Celebrating on Monday with Pauline at her home in Regent’s Park, Camden mayor Richard Cotton, councillors Lazzaro Pietragnoli and Pat Callaghan (seated) and friend Mary Wylie

SOMEHOW, she moved through the crowded room with a gentleness of spirit – almost regally – and, by accident I’m sure, positioned herself under a magnificent charcoal drawing by her late husband.

This was the occasion of all occasions on Monday afternoon, a celebration of Pauline Baines’ 100th year – and no doubt she would have wanted her husband Harry to share the glorious moment.

As a couple they would have been in earlier years a little like political royalty, both with decades of membership of the Labour Party in Primrose Hill, and both recognised artists – she, a sought-after book designer, rising to be art editor of the celebrated art publishers Thames and Hudson; he to become one of Britain’s acclaimed figurative draughtsmen.

Their third-floor front room in Regent’s Park Road reveals their lives together, sculptured pieces fashioned in India, shelves groaning with books, many of them art editions designed by Pauline, and now hanging above her as she sat the centre of attention, several works by her husband.

Pauline’s parents, Sonia and Moses Behr

The highest praise for one of the works, exhibited in the early 1950s, came from the art critic John Berger who said Harry “communi­cates what he feels by means of superb draughts­manship. The weight of a stone that a woman carries on her head can be seen in her ankle…”

Both had been Labour stalwarts. After Harry died in 1995, Pauline hardly ever missed a local meeting – a membership secretary for many years, a volunteer for all the necessary odd jobs, and until her movements became restricted two years ago, she would always be ready and waiting for a meeting to begin. Comrades went a little in awe of a woman who, though 98 at the time, would be there, looking up at the speaker, alert… eager to participate.

Affection and respect mingled among the local councillors who had turned up for the party – after all their combined party membership would be less than Pauline’s. They sat close to her – the Camden mayor, Richard Cotton, Pat Callaghan and Lazzaro Pietragnoli, and when the cake arrived, with its single candle, encouraged Pauline to blow it out which she did without any trouble.

And then, lustily from the mayor, came Labour’s anthem, The Red Flag.

What could be more fitting for Pauline who, it turns out, is a Corbynite.

Pauline’s late husband, the artist Harry Baines

Memories also for an amazing episode in her husband’s life who in the late 1930s, then a political activist, and a member of the Communist Party, did something quite extraordinary – he and fellow artists were entrusted by the great artist Picasso, who wanted to use his masterpiece Guernica to spread its anti-war message, not to exhibit it in a gallery but in a more public space. So, Harry Baines and his colleagues nailed it to the wall of the former showroom of a Ford dealer in Manchester. A display of creative, political action, typical of Harry Baines.

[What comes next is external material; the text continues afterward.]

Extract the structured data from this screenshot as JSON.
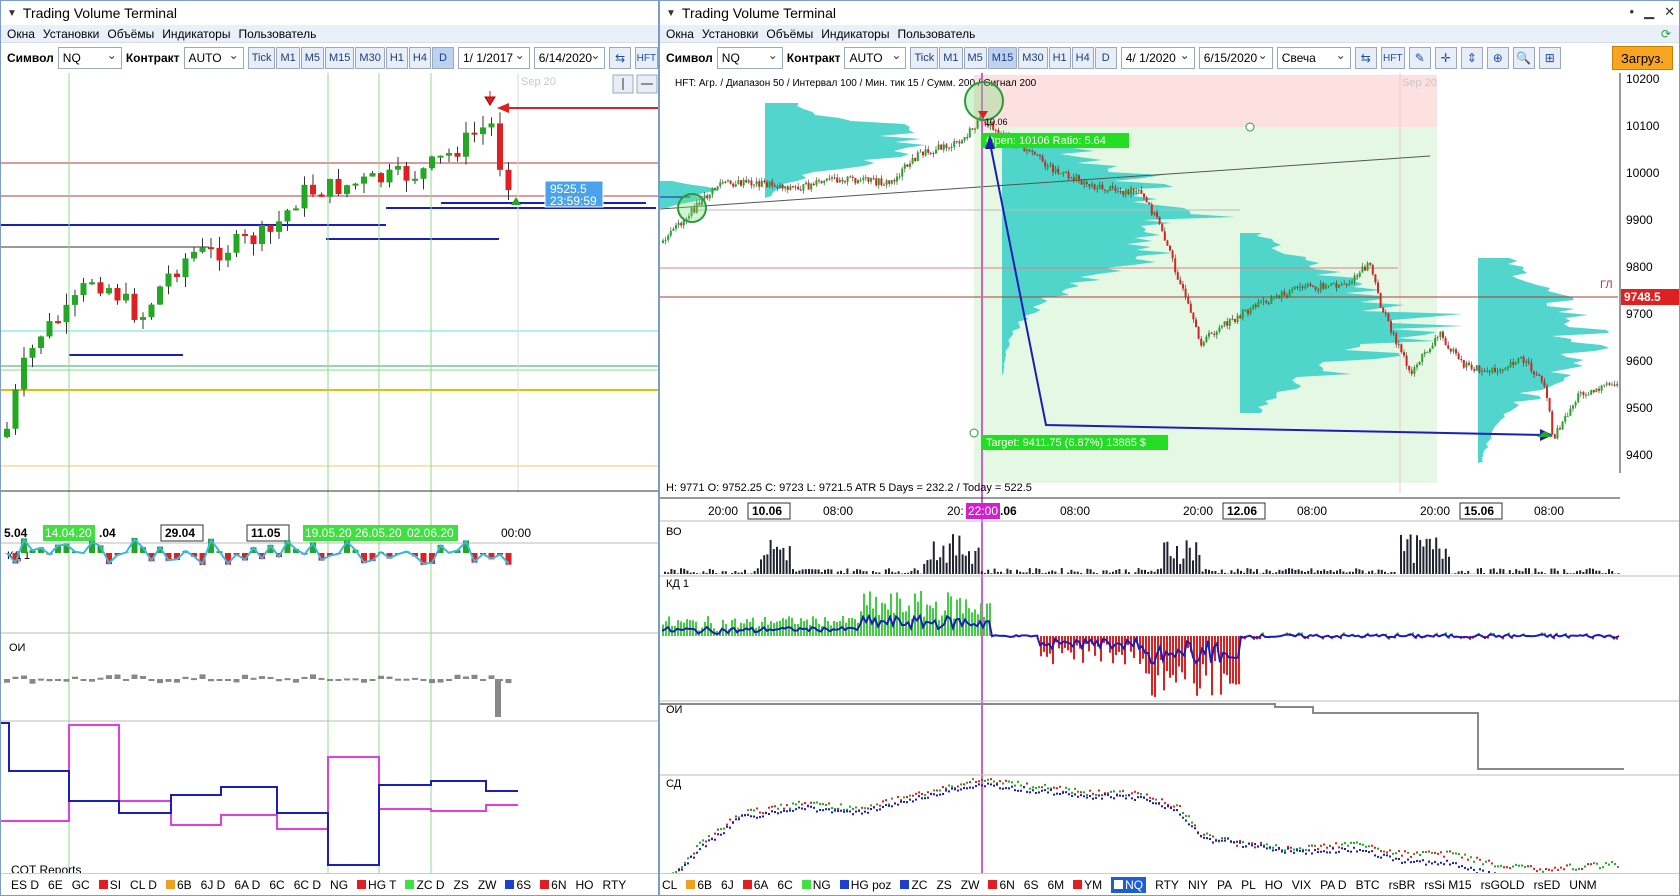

Pauline, of course, didn’t know Harry then but recalls her husband’s account. “He said it arrived rolled up and there was concern whether any of the paint had flaked off,” she said. “They found a sympathetic car dealer with a showroom large enough to accommodate the whole painting.”

More than 25 feet in length, it is now on exclusive display in Madrid.

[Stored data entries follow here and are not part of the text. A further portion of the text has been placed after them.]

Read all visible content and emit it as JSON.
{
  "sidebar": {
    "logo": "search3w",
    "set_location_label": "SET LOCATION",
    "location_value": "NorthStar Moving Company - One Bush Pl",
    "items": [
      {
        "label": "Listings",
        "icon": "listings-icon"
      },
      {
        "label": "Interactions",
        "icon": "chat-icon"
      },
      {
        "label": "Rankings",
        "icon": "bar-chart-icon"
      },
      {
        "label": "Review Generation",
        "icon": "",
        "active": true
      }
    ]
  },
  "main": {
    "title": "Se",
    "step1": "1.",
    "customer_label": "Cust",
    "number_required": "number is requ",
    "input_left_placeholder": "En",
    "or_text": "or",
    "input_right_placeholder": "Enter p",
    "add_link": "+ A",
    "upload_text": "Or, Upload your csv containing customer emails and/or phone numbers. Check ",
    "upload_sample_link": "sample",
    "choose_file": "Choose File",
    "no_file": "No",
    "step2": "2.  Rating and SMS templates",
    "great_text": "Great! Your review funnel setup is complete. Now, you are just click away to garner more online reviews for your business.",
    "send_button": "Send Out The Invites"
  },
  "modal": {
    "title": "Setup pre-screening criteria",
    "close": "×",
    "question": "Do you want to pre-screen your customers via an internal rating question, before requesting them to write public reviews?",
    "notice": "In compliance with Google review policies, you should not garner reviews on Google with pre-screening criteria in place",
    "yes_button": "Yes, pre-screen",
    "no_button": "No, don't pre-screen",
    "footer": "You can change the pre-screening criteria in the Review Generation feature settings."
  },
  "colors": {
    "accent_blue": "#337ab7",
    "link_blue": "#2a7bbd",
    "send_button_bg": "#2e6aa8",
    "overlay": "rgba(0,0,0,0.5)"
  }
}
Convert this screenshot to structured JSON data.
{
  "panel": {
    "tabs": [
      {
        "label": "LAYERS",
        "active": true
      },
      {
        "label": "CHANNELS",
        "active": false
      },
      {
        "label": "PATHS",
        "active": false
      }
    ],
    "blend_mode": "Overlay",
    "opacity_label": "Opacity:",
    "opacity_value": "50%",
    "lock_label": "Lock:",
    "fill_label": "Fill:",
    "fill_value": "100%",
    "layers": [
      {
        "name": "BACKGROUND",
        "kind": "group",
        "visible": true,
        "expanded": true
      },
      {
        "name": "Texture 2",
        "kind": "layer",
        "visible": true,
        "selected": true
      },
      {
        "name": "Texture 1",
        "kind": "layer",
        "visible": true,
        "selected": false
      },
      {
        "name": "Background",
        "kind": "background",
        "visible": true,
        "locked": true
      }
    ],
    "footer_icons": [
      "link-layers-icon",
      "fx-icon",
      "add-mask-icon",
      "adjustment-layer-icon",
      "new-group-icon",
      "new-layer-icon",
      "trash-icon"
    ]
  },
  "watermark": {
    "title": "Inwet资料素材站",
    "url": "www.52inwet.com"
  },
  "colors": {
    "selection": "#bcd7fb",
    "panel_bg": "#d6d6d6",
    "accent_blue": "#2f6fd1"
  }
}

The lives of this extraordinary couple which spanned the past century had different beginnings – Harry from a Manchester family, Pauline from a family that fled from anti-Jewish pogroms in Lithuania at the turn of the last century, and both had settled at No 10 Regent’s Park Road, a Modernist four-storey block designed in the 1950s by the inspirational architect Ernest Goldfinger.

I believe there are few alive today who have met the great man. “What was he like?” I asked. “I remember he was very tall,” said Pauline, “and whenever I met him he would introduce me to a little old lady who was his mother…”, she gave a quiet laugh.

The party ended, the guests left, and I said goodbye, kissing Pauline’s right hand in the old-fashioned style she would have been used to – with her Lithuanian family – all those years ago.

• Pauline will actually celebrate her 100th birthday on Monday, October 9, with close family members.